In saying that he has “taken Jerusalem, the toughest part of the negotiation, off the table,” Trump has made it harder, not easier, for the Palestinians to bargain. To them, he seems to have pre-emptively ruled out one of their most important conditions for a final peace deal before negotiations even begin, that East Jerusalem would be their capital alongside the Israeli capital in West Jerusalem.

Until recently, even many Israeli officials assumed that a permanent resolution of the conflict would involve some sort of compromise on Jerusalem. Palestinian leaders fear a popular backlash if they agreed to talks in which Jerusalem was no longer even an issue for discussion.

“It’s more frustration, it seems to me, than any effective policy with a clear goal, and like so many of his foreign policy decisions, it is driven by domestic politics,” said Aaron David Miller, a scholar at the Woodrow Wilson International Center in Washington. “Beating up on the U.N. or defunding the Palestinians played extremely well with his base constituency. He loses very little.”

By offering such direct criticism, the president again broke with the practice of his predecessors by conducting foreign policy in a one-way conversation on social media. Earlier in the day, he had again mocked North Korea’s leader, Kim Jong Un, as “Rocket man” and added that U.S. sanctions and “other” pressure was beginning to hurt that isolated nation.

He also used Twitter to threaten to withhold financial assistance to Pakistan and to weigh in on the unrest in Iran. “The people of Iran are finally acting against the brutal and corrupt Iranian regime,” he said. “All of the money that President Obama so foolishly gave them went into terrorism and into their ‘pockets.'”

Earlier Tuesday, Trump took aim at an old target, trying to revive interest in investigating Hillary Clinton and members of her 2016 presidential campaign.

His Twitter message accused a former Clinton aide of “disregarding basic security protocols” and calling his own Justice Department a “deep state.”

Attacking Clinton and taking aim at his own Justice Department struck familiar tones for the new year. Almost 14 months after the election, Trump has kept up a regular drumbeat of attacks on her. Last year, Trump also criticized the Justice Department and Attorney General Jeff Sessions for not pursuing investigations of his political opponents.

Tuesday morning’s tweet followed an article in The Daily Caller, a conservative publication that Trump closely monitors. The article said the aide, Huma Abedin, forwarded some government passwords to her private Yahoo email account in 2009, when Clinton was secretary of state. Yahoo was hacked in 2013, which affected all 3 billion of its accounts. After the breach, the data was offered for sale by a hacking collective based in Eastern Europe.
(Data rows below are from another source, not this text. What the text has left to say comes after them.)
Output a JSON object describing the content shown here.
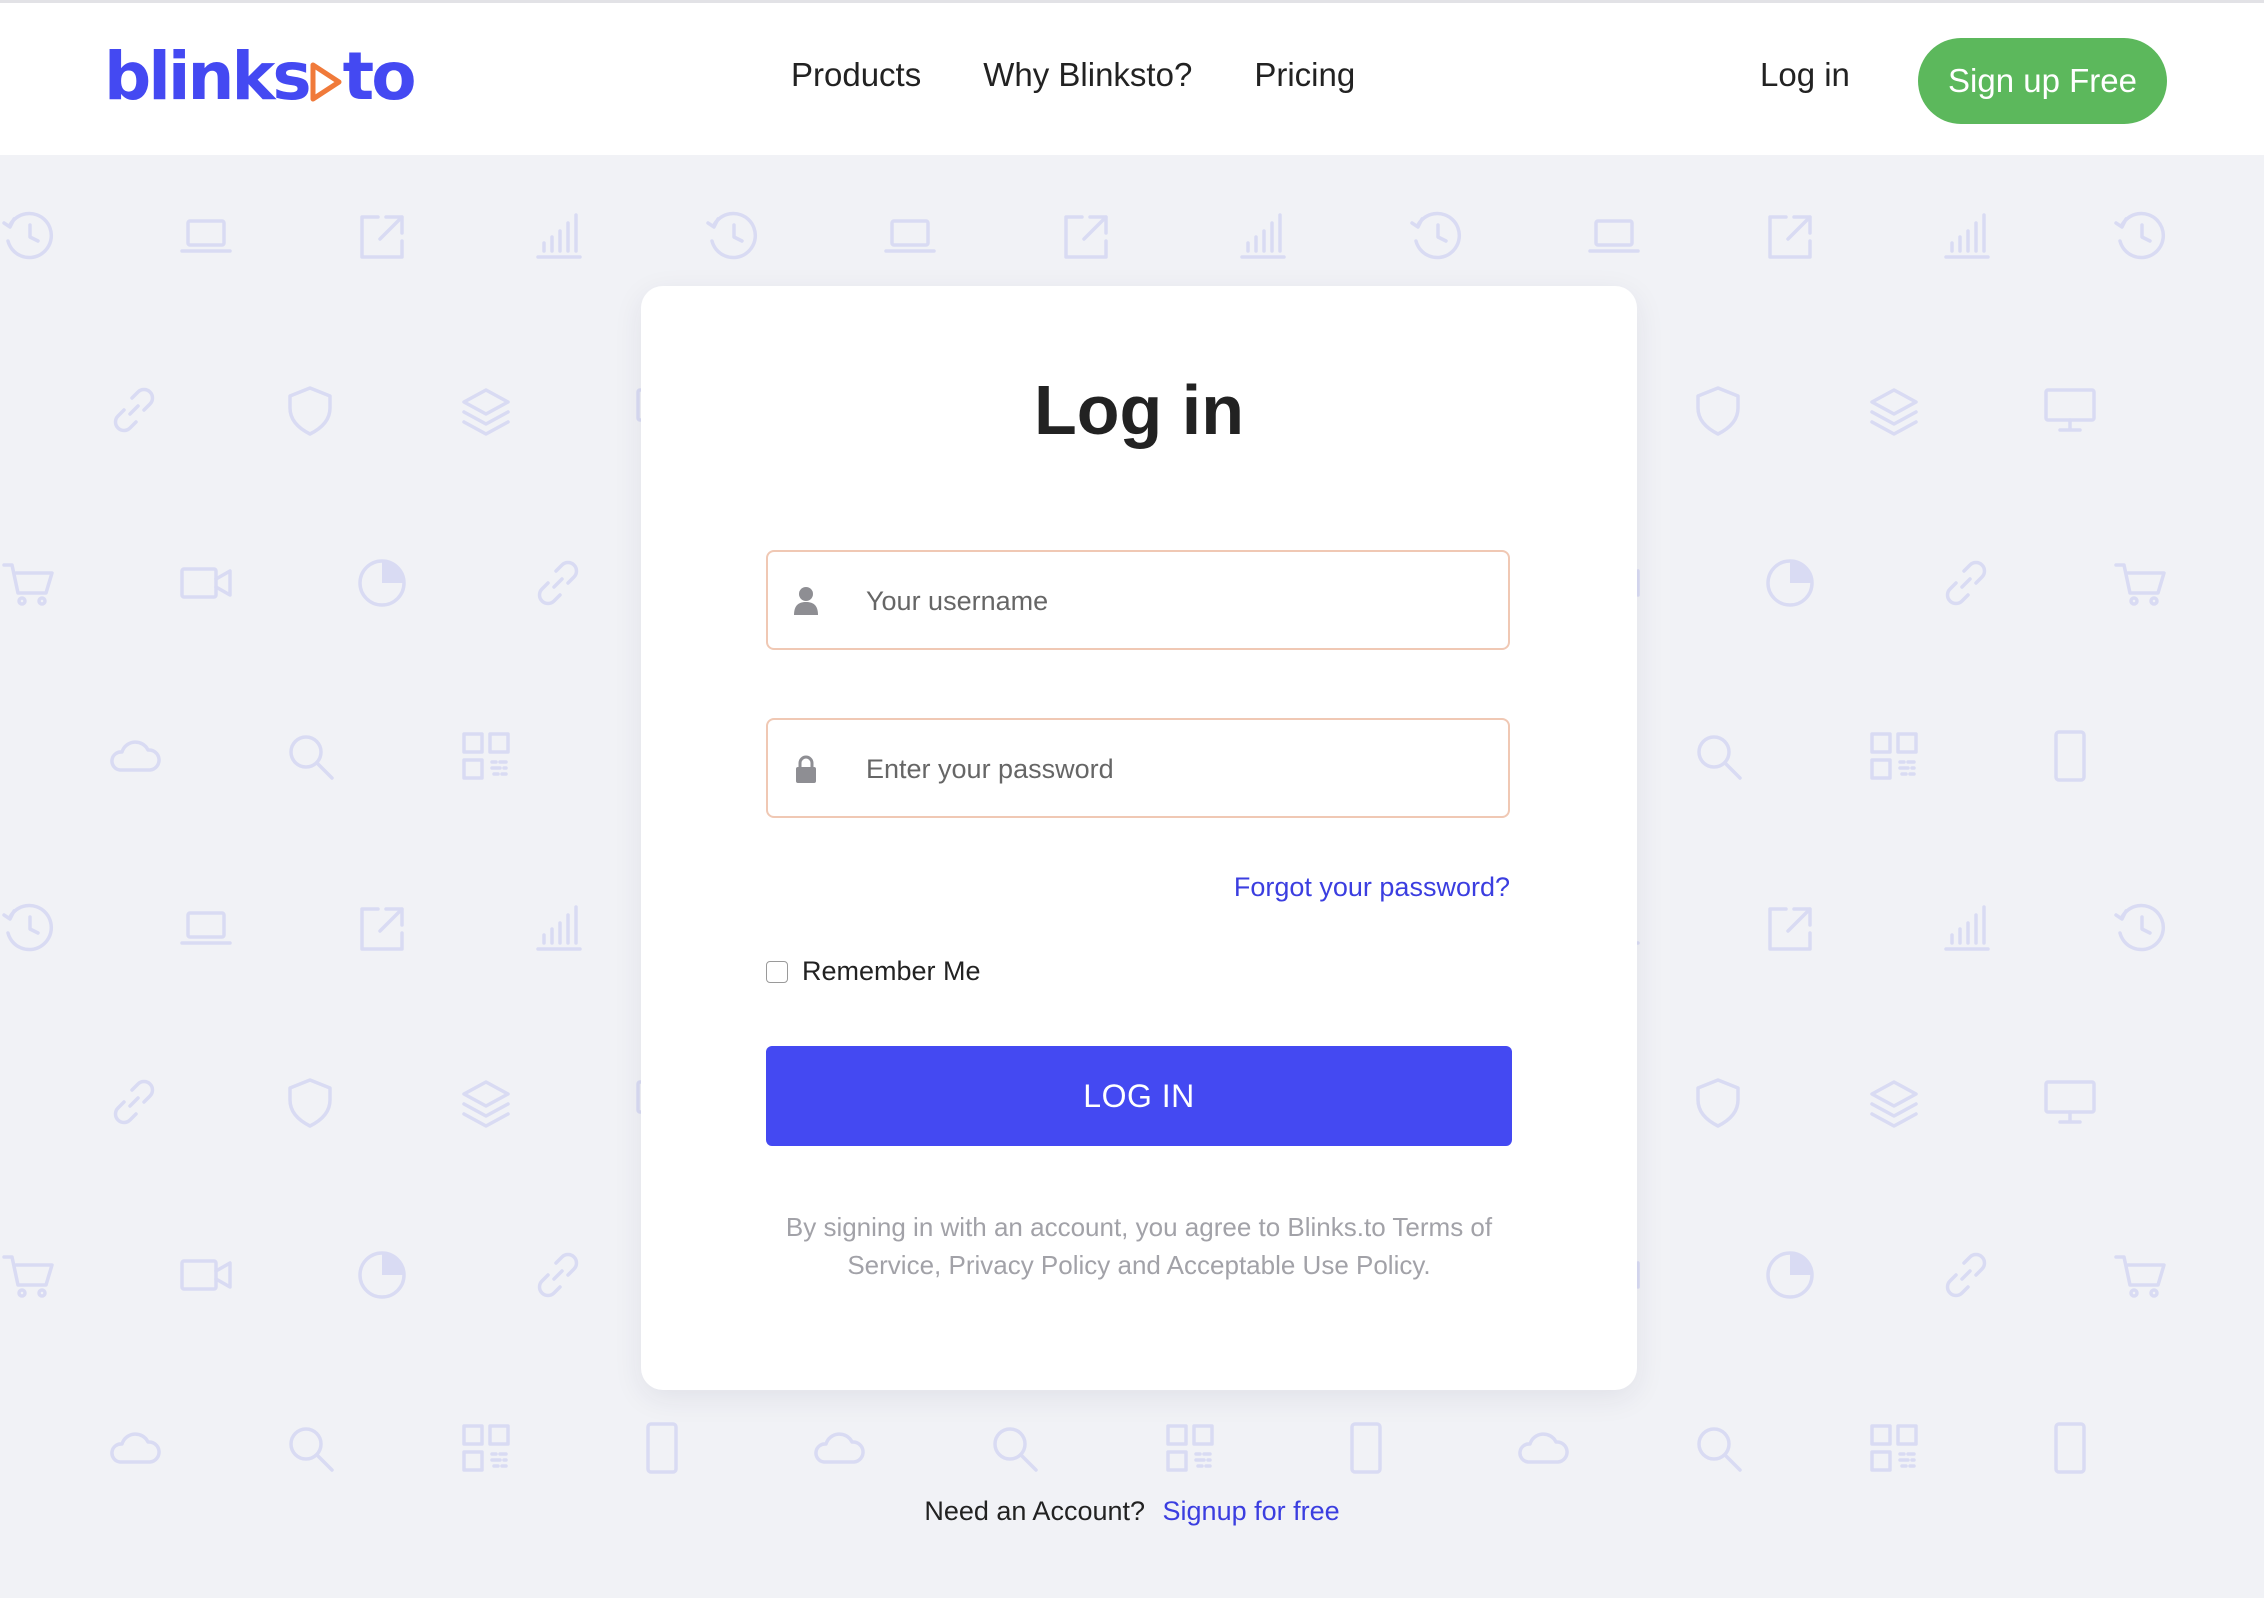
{
  "brand": {
    "logo_text_left": "blinks",
    "logo_text_right": "to",
    "logo_play_color": "#f07a3a",
    "primary_color": "#4449f2",
    "signup_color": "#5cb85c"
  },
  "header": {
    "nav": [
      {
        "label": "Products"
      },
      {
        "label": "Why Blinksto?"
      },
      {
        "label": "Pricing"
      }
    ],
    "login_label": "Log in",
    "signup_label": "Sign up Free"
  },
  "background": {
    "icon_rows": [
      [
        "history-icon",
        "laptop-icon",
        "external-link-icon",
        "bar-chart-icon"
      ],
      [
        "link-icon",
        "shield-icon",
        "layers-icon",
        "monitor-icon"
      ],
      [
        "cart-icon",
        "video-icon",
        "pie-chart-icon",
        "link-icon"
      ],
      [
        "cloud-icon",
        "search-icon",
        "qr-code-icon",
        "tablet-icon"
      ]
    ]
  },
  "login_card": {
    "title": "Log in",
    "username_placeholder": "Your username",
    "password_placeholder": "Enter your password",
    "forgot_label": "Forgot your password?",
    "remember_label": "Remember Me",
    "remember_checked": false,
    "submit_label": "LOG IN",
    "terms": "By signing in with an account, you agree to Blinks.to Terms of Service, Privacy Policy and Acceptable Use Policy."
  },
  "footer": {
    "prompt": "Need an Account?",
    "signup_link": "Signup for free"
  }
}
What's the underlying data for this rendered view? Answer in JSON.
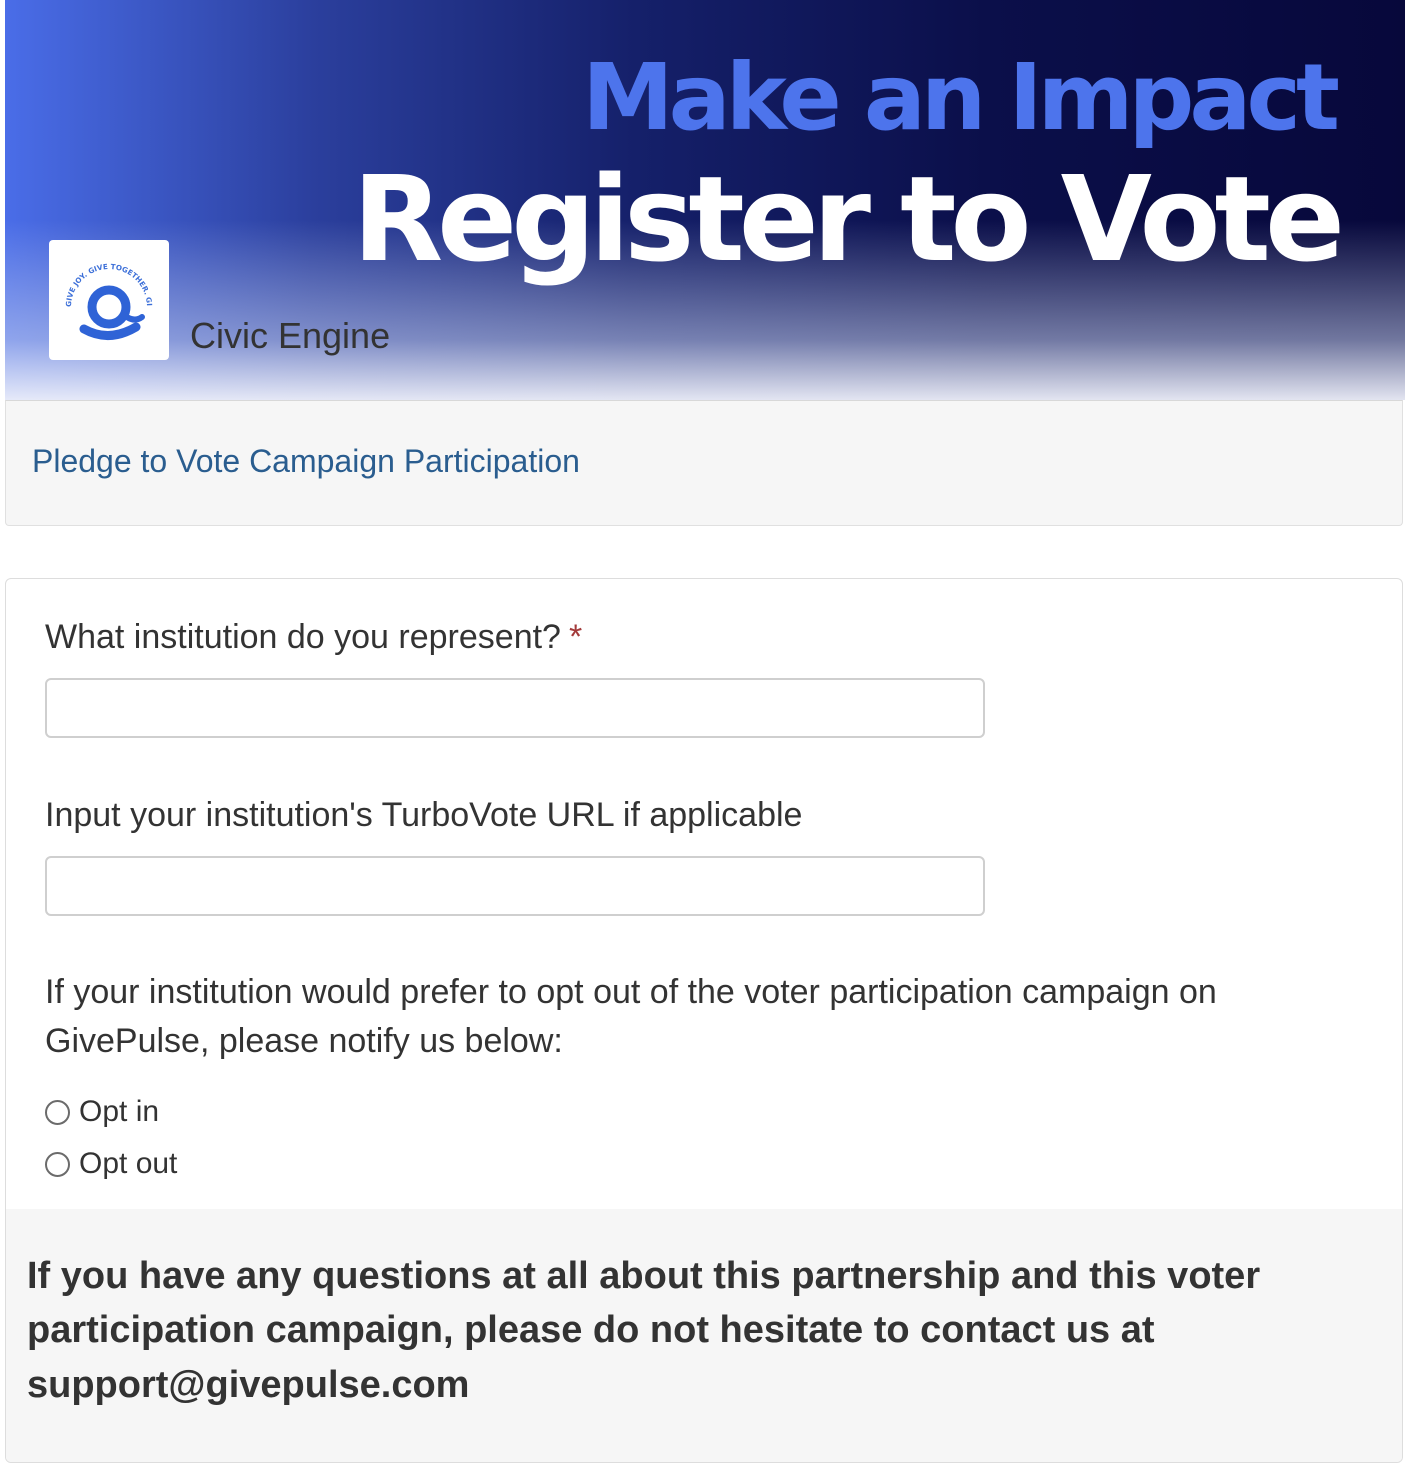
{
  "banner": {
    "headline": "Make an Impact",
    "subheadline": "Register to Vote",
    "logo_text": "GIVE JOY. GIVE TOGETHER. GIVE MORE.",
    "organization": "Civic Engine"
  },
  "page": {
    "title": "Pledge to Vote Campaign Participation"
  },
  "form": {
    "q1": {
      "label": "What institution do you represent?",
      "required_mark": "*",
      "value": "",
      "placeholder": ""
    },
    "q2": {
      "label": "Input your institution's TurboVote URL if applicable",
      "value": "",
      "placeholder": ""
    },
    "q3": {
      "label": "If your institution would prefer to opt out of the voter participation campaign on GivePulse, please notify us below:",
      "options": [
        {
          "label": "Opt in",
          "selected": false
        },
        {
          "label": "Opt out",
          "selected": false
        }
      ]
    },
    "footer_note": "If you have any questions at all about this partnership and this voter participation campaign, please do not hesitate to contact us at support@givepulse.com"
  },
  "colors": {
    "link": "#2a5d8f",
    "required": "#a33a3a",
    "banner_accent": "#4d74ec"
  }
}
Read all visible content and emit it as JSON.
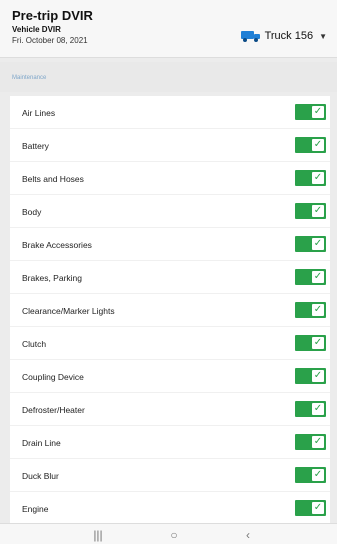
{
  "header": {
    "title": "Pre-trip DVIR",
    "subtitle": "Vehicle DVIR",
    "date": "Fri. October 08, 2021",
    "vehicle_selector": {
      "label": "Truck 156",
      "icon": "truck-icon",
      "dropdown_icon": "chevron-down-icon"
    }
  },
  "section": {
    "label": "Maintenance"
  },
  "items": [
    {
      "label": "Air Lines",
      "checked": true
    },
    {
      "label": "Battery",
      "checked": true
    },
    {
      "label": "Belts and Hoses",
      "checked": true
    },
    {
      "label": "Body",
      "checked": true
    },
    {
      "label": "Brake Accessories",
      "checked": true
    },
    {
      "label": "Brakes, Parking",
      "checked": true
    },
    {
      "label": "Clearance/Marker Lights",
      "checked": true
    },
    {
      "label": "Clutch",
      "checked": true
    },
    {
      "label": "Coupling Device",
      "checked": true
    },
    {
      "label": "Defroster/Heater",
      "checked": true
    },
    {
      "label": "Drain Line",
      "checked": true
    },
    {
      "label": "Duck Blur",
      "checked": true
    },
    {
      "label": "Engine",
      "checked": true
    }
  ],
  "navbar": {
    "recent_icon": "recent-apps-icon",
    "home_icon": "home-icon",
    "back_icon": "back-icon"
  },
  "colors": {
    "toggle_on": "#2aa14a",
    "section_label": "#7fa6c9"
  }
}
Trump also implored his administration to investigate Abedin.

The term “deep state” typically refers to a shadow government of agency officials who secretly plot to influence policy. It is usually associated with countries that have authoritarian elements that undercut democratically elected leaders.

On Friday, the State Department released about 3,000 of Abedin’s work-related emails. The emails were found on the laptop of Abedin’s now estranged husband, Anthony D. Weiner, and were released as part of a public records request.

The emails found on Weiner’s computer are a sore spot for Clinton. James B. Comey, the former FBI director, had notified Congress shortly before the 2016 election about the existence of newly discovered emails that could be relevant to the closed investigation into Clinton’s use of a private email server while secretary of state.

Clinton, in a book released last year, said Comey’s October 2016 disclosure hurt her campaign’s momentum and helped Trump win the election.

In his Twitter post, Trump also referred to the case of a Navy sailor who was jailed for taking pictures inside a military submarine. According to a report in Fox News, the sailor had hoped to receive a pardon from the president, but has not.